Als "brut nordwest" wird das brut hier bis Ende 2023 ein 1.600 Quadratmeter umfassendes temporäres Hauptquartier mit Aufführungs- und Probenraum, Büro- und Lagerräumen aufschlagen. Anfang 2024 soll das brut dann in der neuen festen Spielstätte in der ehemaligen Zentralbankzweigstelle St. Marx im dritten Bezirk einziehen. "Wir sind an beiden Orten ganz nahe dran an spannenden Transformationen", freute sich die Künstlerische Leiterin Kira Kirsch heute im Gespräch mit der APA über die Chance, lebendiges Theater mitten in Zentren des urbanen Umbruchs entwickeln und zeigen zu können. Die Frage, ob man in zweieinhalb Jahren dann nicht am liebsten gleich hierbleiben will, wird sich nicht stellen: Das Gebäude soll als Teil eines großen Immobilienentwicklerplans auf dem Nordwestbahnhof-Gelände abgerissen werden und Wohnhäusern Platz machen.

400.000 Euro für Zwischennutzung

Rund 400.000 Euro steckt das brut für Adaptierung und Miete des von ihm entdeckten Areals aus dem eigenen Budget hinein. Eine gute Investition, betonte der Kaufmännische Geschäftsführer Richard Schweitzer: "Wir geben in diesen drei Jahren dafür gleich viel Geld aus wie für Anmietungen in der ambulanten Phase." Seitdem 2017 die Hauptspielstätte im Künstlerhaus verlassen werden musste, lag der Fokus von brut auf wechselnden temporären Spielstätten und ortsspezifischen Projekten.
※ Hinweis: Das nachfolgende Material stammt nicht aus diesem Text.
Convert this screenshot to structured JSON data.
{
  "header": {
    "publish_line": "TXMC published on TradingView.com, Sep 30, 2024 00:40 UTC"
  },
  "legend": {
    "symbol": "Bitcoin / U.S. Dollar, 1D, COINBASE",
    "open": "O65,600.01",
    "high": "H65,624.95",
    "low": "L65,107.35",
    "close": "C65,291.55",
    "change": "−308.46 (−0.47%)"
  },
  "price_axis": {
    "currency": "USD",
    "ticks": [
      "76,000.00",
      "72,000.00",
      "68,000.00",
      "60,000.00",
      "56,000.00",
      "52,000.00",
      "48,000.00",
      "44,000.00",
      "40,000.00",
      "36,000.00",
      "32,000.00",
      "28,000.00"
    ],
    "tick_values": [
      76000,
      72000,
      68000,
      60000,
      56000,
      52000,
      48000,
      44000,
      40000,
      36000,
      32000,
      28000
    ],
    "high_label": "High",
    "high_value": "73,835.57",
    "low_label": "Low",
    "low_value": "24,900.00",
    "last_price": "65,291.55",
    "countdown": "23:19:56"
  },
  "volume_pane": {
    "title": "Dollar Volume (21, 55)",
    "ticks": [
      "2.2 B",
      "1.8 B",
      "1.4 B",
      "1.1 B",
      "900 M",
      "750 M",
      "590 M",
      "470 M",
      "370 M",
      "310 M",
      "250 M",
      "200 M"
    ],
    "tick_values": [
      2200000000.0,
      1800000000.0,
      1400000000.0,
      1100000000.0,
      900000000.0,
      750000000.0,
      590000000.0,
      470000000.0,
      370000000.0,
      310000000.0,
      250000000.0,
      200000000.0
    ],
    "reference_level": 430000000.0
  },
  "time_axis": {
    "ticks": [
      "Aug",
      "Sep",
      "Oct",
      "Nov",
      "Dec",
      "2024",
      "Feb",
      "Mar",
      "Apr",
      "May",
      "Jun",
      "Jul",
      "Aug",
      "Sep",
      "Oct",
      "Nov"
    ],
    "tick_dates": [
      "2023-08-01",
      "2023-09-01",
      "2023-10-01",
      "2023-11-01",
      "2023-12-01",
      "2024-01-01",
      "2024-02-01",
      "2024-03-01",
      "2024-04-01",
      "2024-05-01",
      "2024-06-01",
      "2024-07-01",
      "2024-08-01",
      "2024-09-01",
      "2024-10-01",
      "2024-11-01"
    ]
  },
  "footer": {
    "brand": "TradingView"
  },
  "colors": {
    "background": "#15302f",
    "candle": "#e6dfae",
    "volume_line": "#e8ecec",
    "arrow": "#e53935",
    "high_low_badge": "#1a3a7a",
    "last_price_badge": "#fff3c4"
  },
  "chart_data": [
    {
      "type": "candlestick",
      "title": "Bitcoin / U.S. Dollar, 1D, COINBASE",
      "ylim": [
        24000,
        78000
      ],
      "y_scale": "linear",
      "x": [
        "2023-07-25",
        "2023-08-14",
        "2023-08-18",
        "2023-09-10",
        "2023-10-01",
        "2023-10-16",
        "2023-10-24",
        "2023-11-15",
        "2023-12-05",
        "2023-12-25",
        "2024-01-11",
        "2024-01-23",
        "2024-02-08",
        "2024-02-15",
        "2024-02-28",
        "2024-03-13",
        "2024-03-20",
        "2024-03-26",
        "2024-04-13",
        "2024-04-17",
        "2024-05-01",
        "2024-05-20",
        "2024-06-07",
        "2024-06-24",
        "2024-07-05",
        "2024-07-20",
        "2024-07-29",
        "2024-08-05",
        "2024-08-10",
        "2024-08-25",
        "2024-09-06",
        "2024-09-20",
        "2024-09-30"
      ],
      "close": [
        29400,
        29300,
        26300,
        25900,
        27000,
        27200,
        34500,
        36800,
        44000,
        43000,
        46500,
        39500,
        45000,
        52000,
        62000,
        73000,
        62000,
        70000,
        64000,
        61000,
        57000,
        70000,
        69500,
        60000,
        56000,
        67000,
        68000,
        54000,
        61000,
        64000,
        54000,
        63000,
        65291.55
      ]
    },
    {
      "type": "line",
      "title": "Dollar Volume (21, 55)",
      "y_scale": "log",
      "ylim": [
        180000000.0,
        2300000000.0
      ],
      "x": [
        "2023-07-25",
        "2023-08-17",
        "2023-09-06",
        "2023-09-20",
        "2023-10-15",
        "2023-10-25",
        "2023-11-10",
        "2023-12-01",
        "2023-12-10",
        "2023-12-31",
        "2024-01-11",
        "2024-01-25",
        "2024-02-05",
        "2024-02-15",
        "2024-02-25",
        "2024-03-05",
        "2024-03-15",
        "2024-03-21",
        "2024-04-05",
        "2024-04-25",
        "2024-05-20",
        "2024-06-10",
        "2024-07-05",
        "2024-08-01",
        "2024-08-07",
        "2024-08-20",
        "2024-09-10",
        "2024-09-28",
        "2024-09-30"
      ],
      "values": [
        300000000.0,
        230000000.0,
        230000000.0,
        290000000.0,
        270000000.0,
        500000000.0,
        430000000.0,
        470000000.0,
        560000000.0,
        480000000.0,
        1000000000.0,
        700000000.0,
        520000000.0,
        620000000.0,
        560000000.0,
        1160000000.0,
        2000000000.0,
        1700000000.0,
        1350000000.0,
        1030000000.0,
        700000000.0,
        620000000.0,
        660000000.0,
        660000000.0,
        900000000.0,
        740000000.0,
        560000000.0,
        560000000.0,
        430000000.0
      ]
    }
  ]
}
Auch die Wiener Festwochen investieren nun in dem Areal. Derzeit werden von ihnen ehemalige Büroräumlichkeiten im straßenseitig gelegenen Trakt in vier Proberäume umgebaut, die zunächst von den Festwochen genutzt, ab September der Freien Szene dann – mit Ausnahme der jeweiligen Festwochen-Monate Mai und Juni – zur Verfügung gestellt werden sollen. "Die Nutzung durch die Freien Gruppen soll unentgeltlich und selbst organisiert sein", so Schweitzer.

Temporäres Kulturzenstrum

Im hofseitigen Trakt wird das WUK, dessen Sanierung ansteht, ebenfalls Proberäume nutzen können. "Es entsteht hier ein richtiges temporäres Kulturzentrum, mit dem wir die kulturelle Entwicklung dieses Stadtteils fördern", begeisterte sich Wiens Kulturstadträtin Veronica Kaup-Hasler (SPÖ) bei der Begehung am Montagvormittag. Mit dem nur wenige hundert Meter entfernt gelegenen und derzeit leer stehenden Atelier Augarten könnte sogar ein richtiger Kultur-Cluster entstehen, doch über das Atelier verfüge der Bund, so die Stadträtin: "Sonst hätten wir schon längst etwas daraus gemacht."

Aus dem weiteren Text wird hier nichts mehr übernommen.